Here is an example Terraform variables file from this case study:

#Common variables
project_name = "tf-demo"
gold_ami = "ami-747f12de" 

#ECS cluster related variables
ecs_subnet_ids=["subnet-bd259abc","subnet-ff7a0cdf"]
vpc_id="vpc-b5d69baa"

#RDS variables
rds_allocated_storage=20
rds_subnet_ids = ["subnet-d122abcd","subnet-a40a34df","subnet-e647fabc","subnet-e2a9dfed"]
rds_instance_class="db.m4.large"
rds_engine_version="9.6.5"
rds_vpc_security_group_ids=["sg-19c82adf"]

#ECS
ecs_lc_sg="sg-19c845df"
 

Executing Terraform

Terraform automatically keeps the Terraform configuration in sync with the infrastructure. Terraform does this by keeping the current state of the resource it created in a store that it maintains. Terraform can maintain this store in the local hard disk or a remote shared location like S3. To initialize a Terraform local store, run from the folder where the main Terraform script is present.

terraform init -backend-config 'key=tiers/<ENV>.tfstate'

This registers all the Terraform modules that are referenced by the Terraform script and also initializes the Terraform local store for the environment specified by ENV, where ENV is one of dev, test, stage or prod.

To execute the Terraform configuration and instantiate all the resources per the configuration, run:

terraform apply --var-file=<ENV>.tfvars

ENV is the environment on which we are building the stack. At this point Terraform will use the variable values specified in the <ENV>.tfvars file and instantiate the resource per the main Terraform script and the module that it refers to.

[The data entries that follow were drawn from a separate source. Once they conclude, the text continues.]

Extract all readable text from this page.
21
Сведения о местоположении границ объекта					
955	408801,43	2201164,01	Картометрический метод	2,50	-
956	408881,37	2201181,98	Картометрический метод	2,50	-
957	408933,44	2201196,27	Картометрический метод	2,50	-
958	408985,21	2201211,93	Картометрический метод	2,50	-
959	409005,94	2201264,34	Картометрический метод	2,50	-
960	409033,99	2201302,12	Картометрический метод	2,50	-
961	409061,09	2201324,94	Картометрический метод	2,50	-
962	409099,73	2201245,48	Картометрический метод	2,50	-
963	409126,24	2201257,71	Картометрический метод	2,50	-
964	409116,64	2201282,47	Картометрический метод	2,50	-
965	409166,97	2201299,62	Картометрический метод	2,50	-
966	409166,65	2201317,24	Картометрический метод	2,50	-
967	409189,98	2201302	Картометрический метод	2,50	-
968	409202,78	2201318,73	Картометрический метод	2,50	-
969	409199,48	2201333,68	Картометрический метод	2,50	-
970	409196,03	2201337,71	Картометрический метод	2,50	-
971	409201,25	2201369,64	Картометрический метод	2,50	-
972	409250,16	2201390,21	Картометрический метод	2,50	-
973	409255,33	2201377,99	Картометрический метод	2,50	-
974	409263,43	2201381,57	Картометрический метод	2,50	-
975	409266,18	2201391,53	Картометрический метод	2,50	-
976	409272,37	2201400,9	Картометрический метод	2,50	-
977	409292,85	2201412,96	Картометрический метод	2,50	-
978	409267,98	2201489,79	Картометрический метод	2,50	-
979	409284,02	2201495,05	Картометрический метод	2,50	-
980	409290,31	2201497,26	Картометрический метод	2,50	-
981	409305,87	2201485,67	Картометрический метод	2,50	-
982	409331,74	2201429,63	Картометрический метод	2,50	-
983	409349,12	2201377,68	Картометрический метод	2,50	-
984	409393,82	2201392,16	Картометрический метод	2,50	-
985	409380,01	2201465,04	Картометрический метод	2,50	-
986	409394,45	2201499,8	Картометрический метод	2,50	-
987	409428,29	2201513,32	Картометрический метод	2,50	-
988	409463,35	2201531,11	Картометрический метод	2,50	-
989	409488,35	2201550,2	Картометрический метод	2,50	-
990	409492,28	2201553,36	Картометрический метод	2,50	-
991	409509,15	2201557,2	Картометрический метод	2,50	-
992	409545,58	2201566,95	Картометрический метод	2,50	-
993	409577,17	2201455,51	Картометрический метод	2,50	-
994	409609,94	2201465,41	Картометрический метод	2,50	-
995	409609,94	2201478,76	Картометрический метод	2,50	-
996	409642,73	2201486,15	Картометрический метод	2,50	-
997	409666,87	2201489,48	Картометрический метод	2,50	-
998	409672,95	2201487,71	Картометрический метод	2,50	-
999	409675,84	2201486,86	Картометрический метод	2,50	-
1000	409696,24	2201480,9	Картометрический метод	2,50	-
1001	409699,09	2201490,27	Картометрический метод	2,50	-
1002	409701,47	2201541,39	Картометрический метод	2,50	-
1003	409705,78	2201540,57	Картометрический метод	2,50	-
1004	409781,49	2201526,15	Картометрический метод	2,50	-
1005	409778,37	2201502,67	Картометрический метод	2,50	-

Terraform keeps record of all resources successfully created in its store. If we make changes to the Terraform configuration or the variables, and run the Terraform apply again, Terraform can identify the changes required on the existing resources to make it sync with the Terraform configuration.

To destroy or cleanup the resources created by the terraform can be done by running the destroy command. This will destroy all resources created by the terraform apply and registered in the terraform store.

terraform destroy --var-file=<ENV>.tfvars

Conclusion

In this case study, I tried to demonstrate how we used the Terraform modules and variables to effectively build a complex AWS infrastructure required for a complex application. Extensive use for modules with appropriate variables made the code very reusable and manageable in size. The attached zip file contains the complete Terraform config for the stack specified in this case study.

A second installment of this series will look into how we handle sensitive environment variables and using a remote store to handle collaborative building of the stack by multiple developers and configuration management using Ansible.